Sunday, August 20, 2017

La Fille Inconnue (The Unknown Girl), by Jean-Pierre & Luc Dardenne

There's no music during the closing credits of La Fille Inconnue by the Dardenne brothers. Only the lancinant noise of cars driving by on a slightly wet road on a gray day in Lièges. There's nothing to it.  A car and then nothing. Another car and again nothing. Someone going somewhere. How come then, that it's the most touching scene of the movie?
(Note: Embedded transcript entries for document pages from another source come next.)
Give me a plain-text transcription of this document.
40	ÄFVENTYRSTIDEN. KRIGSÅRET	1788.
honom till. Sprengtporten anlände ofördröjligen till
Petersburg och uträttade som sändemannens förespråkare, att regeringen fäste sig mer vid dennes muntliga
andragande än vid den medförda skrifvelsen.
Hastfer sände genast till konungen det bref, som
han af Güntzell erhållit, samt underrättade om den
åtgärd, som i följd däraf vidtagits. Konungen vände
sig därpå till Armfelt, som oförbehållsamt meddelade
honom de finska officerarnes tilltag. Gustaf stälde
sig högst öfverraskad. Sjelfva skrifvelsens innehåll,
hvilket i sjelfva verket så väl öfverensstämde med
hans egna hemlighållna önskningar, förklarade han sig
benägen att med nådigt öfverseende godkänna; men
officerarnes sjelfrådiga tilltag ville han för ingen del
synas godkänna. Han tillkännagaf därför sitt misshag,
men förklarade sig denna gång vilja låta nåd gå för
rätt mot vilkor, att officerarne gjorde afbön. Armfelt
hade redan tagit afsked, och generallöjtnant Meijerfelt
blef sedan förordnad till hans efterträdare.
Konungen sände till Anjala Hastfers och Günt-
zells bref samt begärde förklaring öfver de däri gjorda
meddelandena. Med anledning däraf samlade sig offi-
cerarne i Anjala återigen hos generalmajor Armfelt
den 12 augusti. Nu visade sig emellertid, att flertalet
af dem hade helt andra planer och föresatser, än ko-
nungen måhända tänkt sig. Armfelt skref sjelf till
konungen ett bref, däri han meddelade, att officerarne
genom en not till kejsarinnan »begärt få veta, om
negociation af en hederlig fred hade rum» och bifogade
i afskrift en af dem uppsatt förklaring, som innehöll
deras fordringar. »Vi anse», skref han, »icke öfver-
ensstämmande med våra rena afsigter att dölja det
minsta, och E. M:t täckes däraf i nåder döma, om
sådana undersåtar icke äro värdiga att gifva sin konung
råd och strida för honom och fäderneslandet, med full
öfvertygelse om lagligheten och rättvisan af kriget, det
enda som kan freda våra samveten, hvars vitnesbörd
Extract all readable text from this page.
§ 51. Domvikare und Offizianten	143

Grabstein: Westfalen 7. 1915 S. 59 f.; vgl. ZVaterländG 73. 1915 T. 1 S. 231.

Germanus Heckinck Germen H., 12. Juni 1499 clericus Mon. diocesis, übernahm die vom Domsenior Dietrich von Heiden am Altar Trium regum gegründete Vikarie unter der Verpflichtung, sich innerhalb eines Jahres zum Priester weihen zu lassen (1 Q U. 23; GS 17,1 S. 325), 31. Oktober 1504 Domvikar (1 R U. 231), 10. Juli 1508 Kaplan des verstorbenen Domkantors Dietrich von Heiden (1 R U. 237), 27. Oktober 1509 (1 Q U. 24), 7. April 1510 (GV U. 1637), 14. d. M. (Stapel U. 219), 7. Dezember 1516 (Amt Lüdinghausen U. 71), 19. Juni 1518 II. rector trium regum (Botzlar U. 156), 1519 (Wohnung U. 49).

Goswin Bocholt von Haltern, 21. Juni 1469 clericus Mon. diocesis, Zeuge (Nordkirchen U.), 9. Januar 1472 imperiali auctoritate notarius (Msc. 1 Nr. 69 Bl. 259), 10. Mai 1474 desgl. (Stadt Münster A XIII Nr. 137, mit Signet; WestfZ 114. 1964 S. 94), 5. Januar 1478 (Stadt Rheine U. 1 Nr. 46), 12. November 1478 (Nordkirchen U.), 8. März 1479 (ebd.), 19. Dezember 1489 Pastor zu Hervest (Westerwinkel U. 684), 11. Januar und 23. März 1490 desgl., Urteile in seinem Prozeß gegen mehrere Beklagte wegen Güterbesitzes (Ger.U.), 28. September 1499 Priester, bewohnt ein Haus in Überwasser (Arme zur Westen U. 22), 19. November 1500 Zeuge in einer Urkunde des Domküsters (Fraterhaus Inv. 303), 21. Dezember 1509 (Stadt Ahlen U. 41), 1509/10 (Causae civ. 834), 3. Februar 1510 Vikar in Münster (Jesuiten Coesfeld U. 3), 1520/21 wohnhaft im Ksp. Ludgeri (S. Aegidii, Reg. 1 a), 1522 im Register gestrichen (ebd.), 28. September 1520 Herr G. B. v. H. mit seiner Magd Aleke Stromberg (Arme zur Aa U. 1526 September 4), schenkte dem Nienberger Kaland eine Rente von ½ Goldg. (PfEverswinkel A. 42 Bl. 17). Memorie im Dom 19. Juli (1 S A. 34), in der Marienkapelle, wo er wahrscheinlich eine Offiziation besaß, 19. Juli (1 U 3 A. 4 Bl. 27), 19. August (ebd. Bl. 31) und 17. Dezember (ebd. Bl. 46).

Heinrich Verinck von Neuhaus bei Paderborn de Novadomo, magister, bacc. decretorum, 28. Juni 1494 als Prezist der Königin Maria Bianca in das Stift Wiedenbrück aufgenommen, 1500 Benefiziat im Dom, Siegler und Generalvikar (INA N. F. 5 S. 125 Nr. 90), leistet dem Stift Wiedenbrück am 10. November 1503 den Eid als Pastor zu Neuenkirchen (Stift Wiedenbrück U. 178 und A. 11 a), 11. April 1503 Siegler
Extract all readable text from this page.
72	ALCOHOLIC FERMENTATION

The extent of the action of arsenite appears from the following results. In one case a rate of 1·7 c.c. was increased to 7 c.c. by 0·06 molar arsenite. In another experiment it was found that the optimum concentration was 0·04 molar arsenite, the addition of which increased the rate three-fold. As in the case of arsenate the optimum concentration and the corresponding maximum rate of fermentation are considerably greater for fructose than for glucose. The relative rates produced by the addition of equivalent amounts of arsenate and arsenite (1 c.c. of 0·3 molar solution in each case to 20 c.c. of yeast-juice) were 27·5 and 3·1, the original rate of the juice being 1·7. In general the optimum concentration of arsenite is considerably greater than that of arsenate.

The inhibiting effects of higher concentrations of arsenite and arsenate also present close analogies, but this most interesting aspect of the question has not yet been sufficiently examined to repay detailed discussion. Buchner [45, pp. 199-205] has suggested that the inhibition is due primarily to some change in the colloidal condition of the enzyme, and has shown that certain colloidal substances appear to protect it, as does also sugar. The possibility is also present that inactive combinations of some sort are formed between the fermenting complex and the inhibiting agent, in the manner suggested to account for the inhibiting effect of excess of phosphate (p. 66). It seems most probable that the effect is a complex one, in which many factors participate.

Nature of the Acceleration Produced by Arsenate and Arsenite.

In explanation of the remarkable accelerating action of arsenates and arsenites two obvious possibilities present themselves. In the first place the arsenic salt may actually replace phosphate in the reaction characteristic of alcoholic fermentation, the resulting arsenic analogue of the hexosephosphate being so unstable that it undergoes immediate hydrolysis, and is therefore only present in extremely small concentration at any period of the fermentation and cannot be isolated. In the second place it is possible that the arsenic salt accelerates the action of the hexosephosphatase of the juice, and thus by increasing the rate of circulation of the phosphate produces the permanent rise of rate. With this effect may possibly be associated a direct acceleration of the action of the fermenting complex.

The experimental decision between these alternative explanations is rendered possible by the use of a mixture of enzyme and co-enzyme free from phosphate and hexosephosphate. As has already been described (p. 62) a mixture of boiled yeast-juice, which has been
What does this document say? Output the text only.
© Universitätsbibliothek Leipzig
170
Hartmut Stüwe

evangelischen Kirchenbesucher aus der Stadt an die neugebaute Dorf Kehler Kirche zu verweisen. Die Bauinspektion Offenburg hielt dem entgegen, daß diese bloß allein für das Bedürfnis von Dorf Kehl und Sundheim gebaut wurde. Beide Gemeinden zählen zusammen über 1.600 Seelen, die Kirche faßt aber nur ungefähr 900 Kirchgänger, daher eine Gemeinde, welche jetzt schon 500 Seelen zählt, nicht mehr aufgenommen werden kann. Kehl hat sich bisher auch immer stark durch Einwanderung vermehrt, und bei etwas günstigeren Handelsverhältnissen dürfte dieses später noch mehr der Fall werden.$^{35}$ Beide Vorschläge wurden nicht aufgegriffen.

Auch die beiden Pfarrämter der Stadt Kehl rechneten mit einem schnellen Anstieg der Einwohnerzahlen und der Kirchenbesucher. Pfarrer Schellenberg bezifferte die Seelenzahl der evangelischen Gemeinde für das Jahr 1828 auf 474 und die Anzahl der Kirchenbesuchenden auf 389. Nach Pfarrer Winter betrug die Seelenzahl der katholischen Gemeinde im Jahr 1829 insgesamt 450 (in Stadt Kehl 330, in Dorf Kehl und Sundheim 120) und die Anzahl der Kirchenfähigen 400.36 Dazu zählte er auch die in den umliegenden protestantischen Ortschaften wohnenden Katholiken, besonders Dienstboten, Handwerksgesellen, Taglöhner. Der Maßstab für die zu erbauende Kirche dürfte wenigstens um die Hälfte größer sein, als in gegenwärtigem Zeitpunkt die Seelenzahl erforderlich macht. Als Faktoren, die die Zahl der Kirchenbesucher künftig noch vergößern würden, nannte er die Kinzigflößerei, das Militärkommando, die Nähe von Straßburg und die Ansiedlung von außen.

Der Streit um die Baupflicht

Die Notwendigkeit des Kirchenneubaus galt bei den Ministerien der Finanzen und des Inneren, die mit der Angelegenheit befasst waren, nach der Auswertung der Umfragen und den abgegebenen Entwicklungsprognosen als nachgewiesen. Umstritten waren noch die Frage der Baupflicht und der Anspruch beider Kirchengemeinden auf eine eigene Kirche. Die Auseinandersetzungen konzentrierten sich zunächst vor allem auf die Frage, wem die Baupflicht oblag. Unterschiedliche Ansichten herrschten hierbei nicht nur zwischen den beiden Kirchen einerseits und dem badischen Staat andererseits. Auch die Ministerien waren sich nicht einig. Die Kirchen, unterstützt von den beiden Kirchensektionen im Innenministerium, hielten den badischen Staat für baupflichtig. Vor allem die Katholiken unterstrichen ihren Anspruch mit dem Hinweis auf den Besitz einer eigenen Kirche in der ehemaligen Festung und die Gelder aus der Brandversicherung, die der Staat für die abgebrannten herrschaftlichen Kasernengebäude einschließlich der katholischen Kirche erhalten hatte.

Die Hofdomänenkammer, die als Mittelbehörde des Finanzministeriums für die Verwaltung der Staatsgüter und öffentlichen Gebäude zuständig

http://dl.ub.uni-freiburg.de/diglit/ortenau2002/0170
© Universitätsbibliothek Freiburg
It's because the Dardenne brothers are virtuosi at showing the inner guts of an insignificant moment. They tell us a plain story, with plain people, busy with their tough routines. Trying to get by. The movie centers on a murder and feels like a thriller. Yet, when the doctor (played by the talented Adèle Haenel) finally learns the truth she was so determined to find and reaches some emotional release, she immediately has to take care of an old patient waiting for her. She helps her walk down the stairs, painfully slowly. That's when the genius of the Dardenne brothers strikes you: they show you an anodine moment like we all experience and reveal its unbelievable beauty. The beauty emerges from the emotions that our imagination inhales on the moment.

Cézanne used to say "La nature est à l'intérieur" (Nature is inside). The Dardenne brothers show that time too is inside. The superficial boredom of their scenes, mostly consisting of uninspired interactions between uninspired people, dissimulates a radical focus on raw poetry.


A comment on the editing. The cuts are sometimes pretty brutal. The doctor is walking across her office and suddenly she's sitting in a police station. Often there are several seconds before the dialogue, which we catch in the middle, moves forward. The physical movement before the cut is still present in our mind after the cut, and makes us feel the inner turmoil of the character.